Small proteins called antibodies, which are small proteins made by the immune system can attach to certain parts of viruses to neutralize them. Scientists continue to fight SARS-CoV-2 the virus that causes Covid-19. One possible weapon is a synthetic antibody that binds to the spike proteins of the virus to stop it from entering human cells.

 

Researchers must be able to understand how synthetic antibodies attach in order to develop them. It is difficult to find the right protein complex from a multitude of candidates because proteins have complicated 3D structures that can be glued together with many folds.

 

MIT researchers developed a machine learning model that predicts the structure of complexes that form when two proteins bind together. This was done to speed up the process. Their method is between 80-500 times faster than current software and predicts proteins structures that are closer in relation to experimentally observed structures.

 

This technique could be used to help scientists understand biological processes, such as DNA replication and repair. It could also accelerate the development of new medicines.

 

Deep Learning captures interactions between proteins in a way that is easy for biologists and chemists to experiment with experimentally. These interactions can be very complex and have not been explained in a clear way. “This deep-learning model is able to learn these types of interactions using data,” says Octavian Eugen Ganea, a postdoc at the MIT Computer Science and Artificial Intelligence Laboratory. He was also co-lead author.

 

Xinyuan, a graduate student from ETH Zurich, is Ganea’s colead author. Regina Barzilay, a School of Engineering Distinguished Professor for AI and Health at CSAIL, and Tommi Jaykola, the Thomas Siebel Prof of Electrical Engineering at CSAIL and a member of Institute for Data, Systems, and Society, are co-authors of MIT. The research will be presented during the International Conference on Learning Representations.

 

Protein attachment

 

Equidock is the model developed by researchers. It focuses on rigid body Docking, which occurs when two proteins attach to each other in 3D space.
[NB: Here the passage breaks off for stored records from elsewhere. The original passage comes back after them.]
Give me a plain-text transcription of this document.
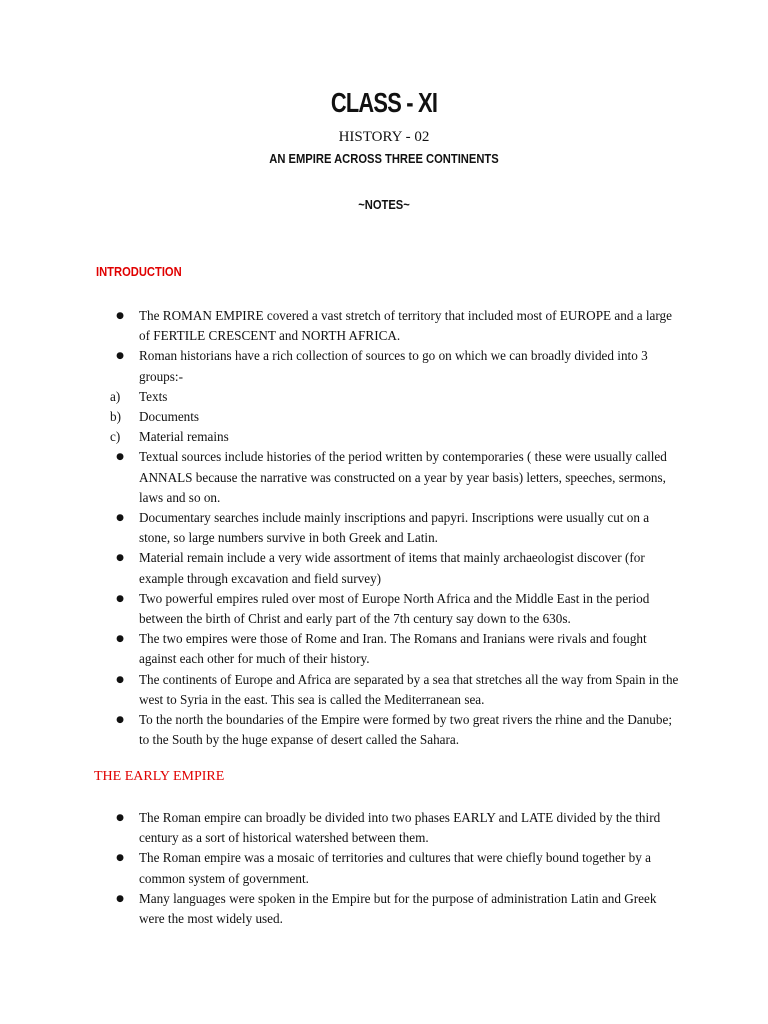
CLASS - XI
HISTORY - 02
AN EMPIRE ACROSS THREE CONTINENTS
~NOTES~
INTRODUCTION
●	The ROMAN EMPIRE covered a vast stretch of territory that included most of EUROPE and a large of FERTILE CRESCENT and NORTH AFRICA.
●	Roman historians have a rich collection of sources to go on which we can broadly divided into 3 groups:-
a)	Texts
b)	Documents
c)	Material remains
●	Textual sources include histories of the period written by contemporaries ( these were usually called ANNALS because the narrative was constructed on a year by year basis) letters, speeches, sermons, laws and so on.
●	Documentary searches include mainly inscriptions and papyri. Inscriptions were usually cut on a stone, so large numbers survive in both Greek and Latin.
●	Material remain include a very wide assortment of items that mainly archaeologist discover (for example through excavation and field survey)
●	Two powerful empires ruled over most of Europe North Africa and the Middle East in the period between the birth of Christ and early part of the 7th century say down to the 630s.
●	The two empires were those of Rome and Iran. The Romans and Iranians were rivals and fought against each other for much of their history.
●	The continents of Europe and Africa are separated by a sea that stretches all the way from Spain in the west to Syria in the east. This sea is called the Mediterranean sea.
●	To the north the boundaries of the Empire were formed by two great rivers the rhine and the Danube; to the South by the huge expanse of desert called the Sahara.
THE EARLY EMPIRE
●	The Roman empire can broadly be divided into two phases EARLY and LATE divided by the third century as a sort of historical watershed between them.
●	The Roman empire was a mosaic of territories and cultures that were chiefly bound together by a common system of government.
●	Many languages were spoken in the Empire but for the purpose of administration Latin and Greek were the most widely used.
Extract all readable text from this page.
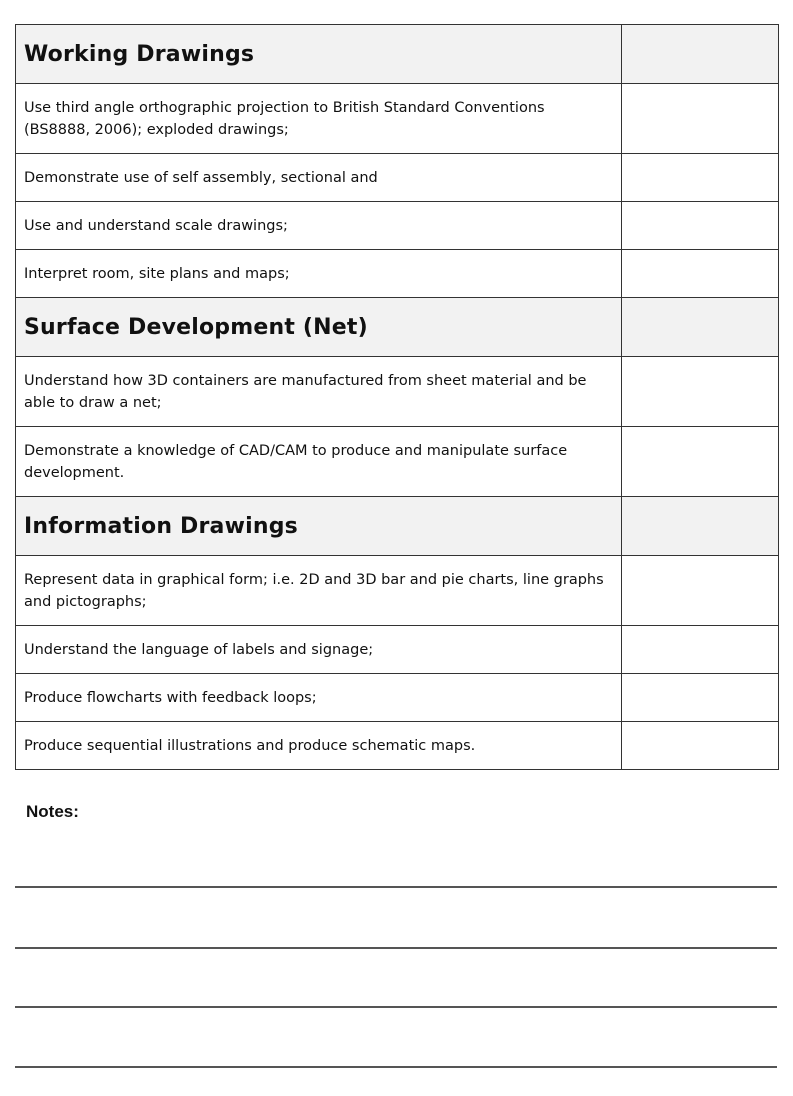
Working Drawings	
Use third angle orthographic projection to British Standard Conventions (BS8888, 2006); exploded drawings;	
Demonstrate use of self assembly, sectional and	
Use and understand scale drawings;	
Interpret room, site plans and maps;	
Surface Development (Net)	
Understand how 3D containers are manufactured from sheet material and be able to draw a net;	
Demonstrate a knowledge of CAD/CAM to produce and manipulate surface development.	
Information Drawings	
Represent data in graphical form; i.e. 2D and 3D bar and pie charts, line graphs and pictographs;	
Understand the language of labels and signage;	
Produce flowcharts with feedback loops;	
Produce sequential illustrations and produce schematic maps.	
Notes:
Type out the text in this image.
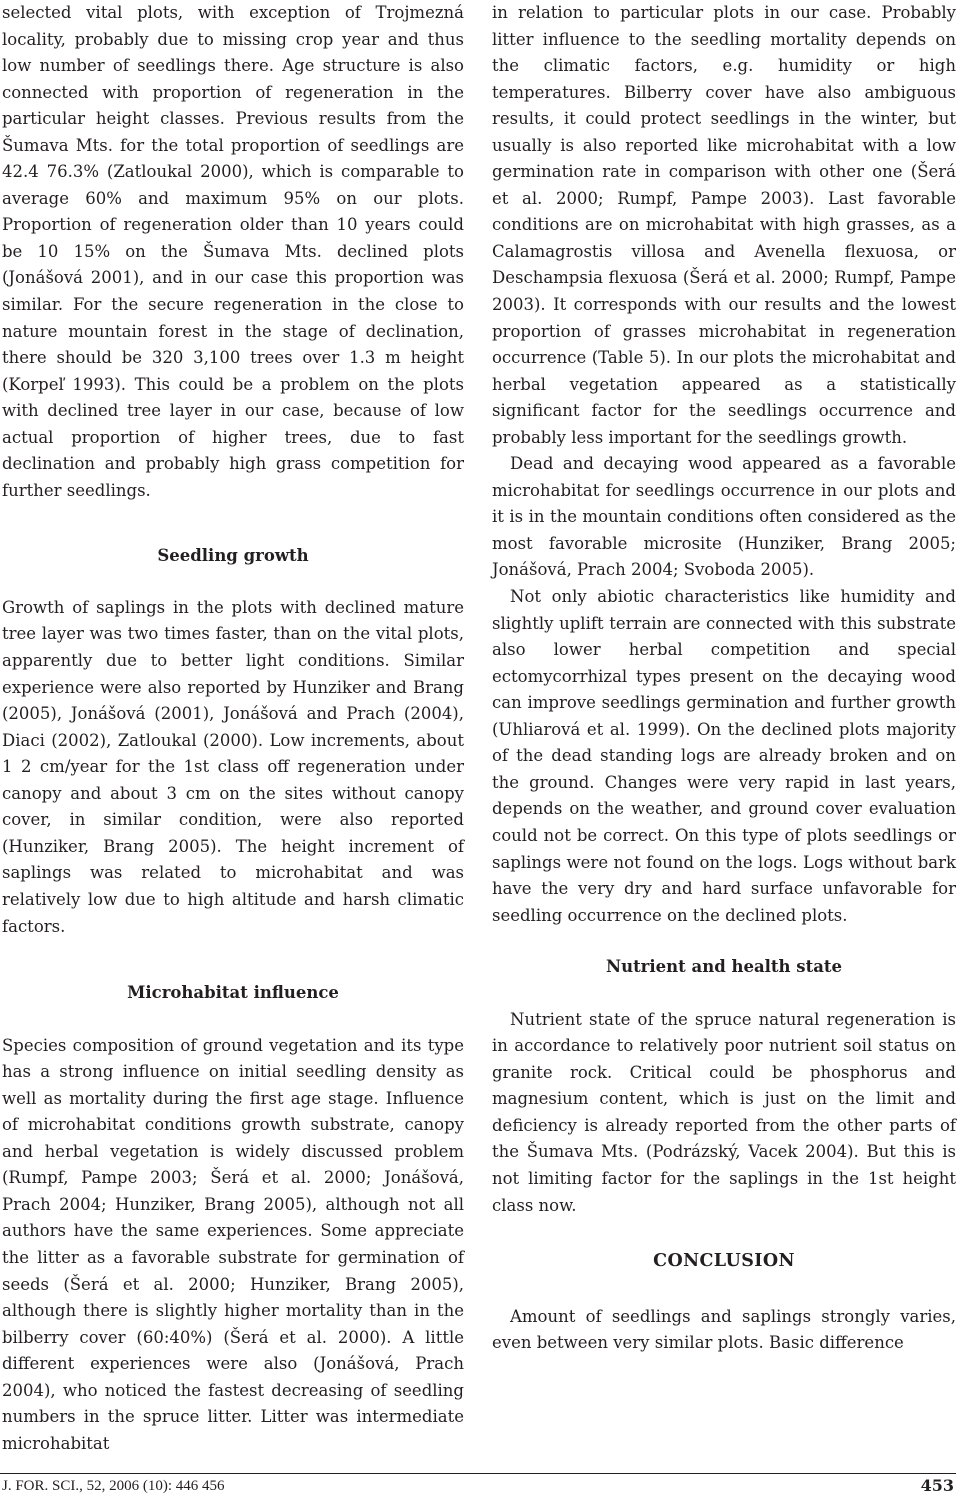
selected vital plots, with exception of Trojmezná locality, probably due to missing crop year and thus low number of seedlings there. Age structure is also connected with proportion of regeneration in the particular height classes. Previous results from the Šumava Mts. for the total proportion of seedlings are 42.4 76.3% (Zatloukal 2000), which is comparable to average 60% and maximum 95% on our plots. Proportion of regeneration older than 10 years could be 10 15% on the Šumava Mts. declined plots (Jonášová 2001), and in our case this proportion was similar. For the secure regeneration in the close to nature mountain forest in the stage of declination, there should be 320 3,100 trees over 1.3 m height (Korpeľ 1993). This could be a problem on the plots with declined tree layer in our case, because of low actual proportion of higher trees, due to fast declination and probably high grass competition for further seedlings.

Seedling growth

Growth of saplings in the plots with declined mature tree layer was two times faster, than on the vital plots, apparently due to better light conditions. Similar experience were also reported by Hunziker and Brang (2005), Jonášová (2001), Jonášová and Prach (2004), Diaci (2002), Zatloukal (2000). Low increments, about 1 2 cm/year for the 1st class off regeneration under canopy and about 3 cm on the sites without canopy cover, in similar condition, were also reported (Hunziker, Brang 2005). The height increment of saplings was related to microhabitat and was relatively low due to high altitude and harsh climatic factors.

Microhabitat influence

Species composition of ground vegetation and its type has a strong influence on initial seedling density as well as mortality during the first age stage. Influence of microhabitat conditions growth substrate, canopy and herbal vegetation is widely discussed problem (Rumpf, Pampe 2003; Šerá et al. 2000; Jonášová, Prach 2004; Hunziker, Brang 2005), although not all authors have the same experiences. Some appreciate the litter as a favorable substrate for germination of seeds (Šerá et al. 2000; Hunziker, Brang 2005), although there is slightly higher mortality than in the bilberry cover (60:40%) (Šerá et al. 2000). A little different experiences were also (Jonášová, Prach 2004), who noticed the fastest decreasing of seedling numbers in the spruce litter. Litter was intermediate microhabitat

in relation to particular plots in our case. Probably litter influence to the seedling mortality depends on the climatic factors, e.g. humidity or high temperatures. Bilberry cover have also ambiguous results, it could protect seedlings in the winter, but usually is also reported like microhabitat with a low germination rate in comparison with other one (Šerá et al. 2000; Rumpf, Pampe 2003). Last favorable conditions are on microhabitat with high grasses, as a Calamagrostis villosa and Avenella flexuosa, or Deschampsia flexuosa (Šerá et al. 2000; Rumpf, Pampe 2003). It corresponds with our results and the lowest proportion of grasses microhabitat in regeneration occurrence (Table 5). In our plots the microhabitat and herbal vegetation appeared as a statistically significant factor for the seedlings occurrence and probably less important for the seedlings growth.

Dead and decaying wood appeared as a favorable microhabitat for seedlings occurrence in our plots and it is in the mountain conditions often considered as the most favorable microsite (Hunziker, Brang 2005; Jonášová, Prach 2004; Svoboda 2005).

Not only abiotic characteristics like humidity and slightly uplift terrain are connected with this substrate also lower herbal competition and special ectomycorrhizal types present on the decaying wood can improve seedlings germination and further growth (Uhliarová et al. 1999). On the declined plots majority of the dead standing logs are already broken and on the ground. Changes were very rapid in last years, depends on the weather, and ground cover evaluation could not be correct. On this type of plots seedlings or saplings were not found on the logs. Logs without bark have the very dry and hard surface unfavorable for seedling occurrence on the declined plots.

Nutrient and health state

Nutrient state of the spruce natural regeneration is in accordance to relatively poor nutrient soil status on granite rock. Critical could be phosphorus and magnesium content, which is just on the limit and deficiency is already reported from the other parts of the Šumava Mts. (Podrázský, Vacek 2004). But this is not limiting factor for the saplings in the 1st height class now.

CONCLUSION

Amount of seedlings and saplings strongly varies, even between very similar plots. Basic difference

J. FOR. SCI., 52, 2006 (10): 446 456	453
However, their shapes don’t bend or squeeze.

 

The model converts the 3D structures of 2 proteins into 3D graphs which can be processed by a neural network. Each amino acid is represented as a node within the graph. Proteins are made from chains of amino compounds.

 

Researchers incorporated geometric knowledge into their model to understand how objects change when they are rotated in 3D space. Mathematical knowledge is also included in the model to ensure that proteins attach the same way no matter where they are located in 3D space. This is how proteins attach to the human body.

 

This information is used by the machine-learning system to identify the atoms of two proteins most likely to interact with each other and create chemical reactions. These points are known as binding pockets. These points are used to combine the proteins into a complex.

 

“If we can identify which parts of the proteins are likely to have these binding pockets points, we will be able to put the two proteins together. Ganea says that if we find the two sets of points, we can then translate and rotate the proteins to match the other set.

 

The lack of data for training was one of the greatest challenges in building this model. Equidock was created because there is so little experimental 3D data available for proteins. Ganea states that it was crucial to include geometric knowledge. The model could pick up false correlations without these geometric constraints.

 

Seconds vs. Hours

 

The researchers compared the model to four different software programs after it was trained. Equidock can predict the final protein complex in as little as one to five seconds. The baselines took longer than that, taking between 10 and an hour.

 

Equidock often performed well in quality measures that measure how close the predicted protein complex matches actual protein complexes. However, it was sometimes less than the baselines.

 

“We still trail behind one of our baselines. It is possible to improve our method, but it could still prove useful. It could be used for large-scale virtual screenings, where thousands of proteins interact to form complexes. He says that our method could be used to quickly generate a set of candidates, which could then be refined with more precise, but slower traditional methods.”

 

The Equidock team plans to include specific atomic interactions in Equidock to make better predictions. Hydrophobic interactions are the interaction of water molecules with atoms.

 

Ganea suggests that the same technique could be used to develop small, drug-like molecules. This type of molecules bind to protein surfaces in particular ways. It is possible to quickly determine how this attachment happens, which could reduce the time it takes for drug development.

 

They plan to improve Equidock in the future so that it can predict flexible protein docking. Ganea and his coworkers are currently working on synthetic data to help improve the model.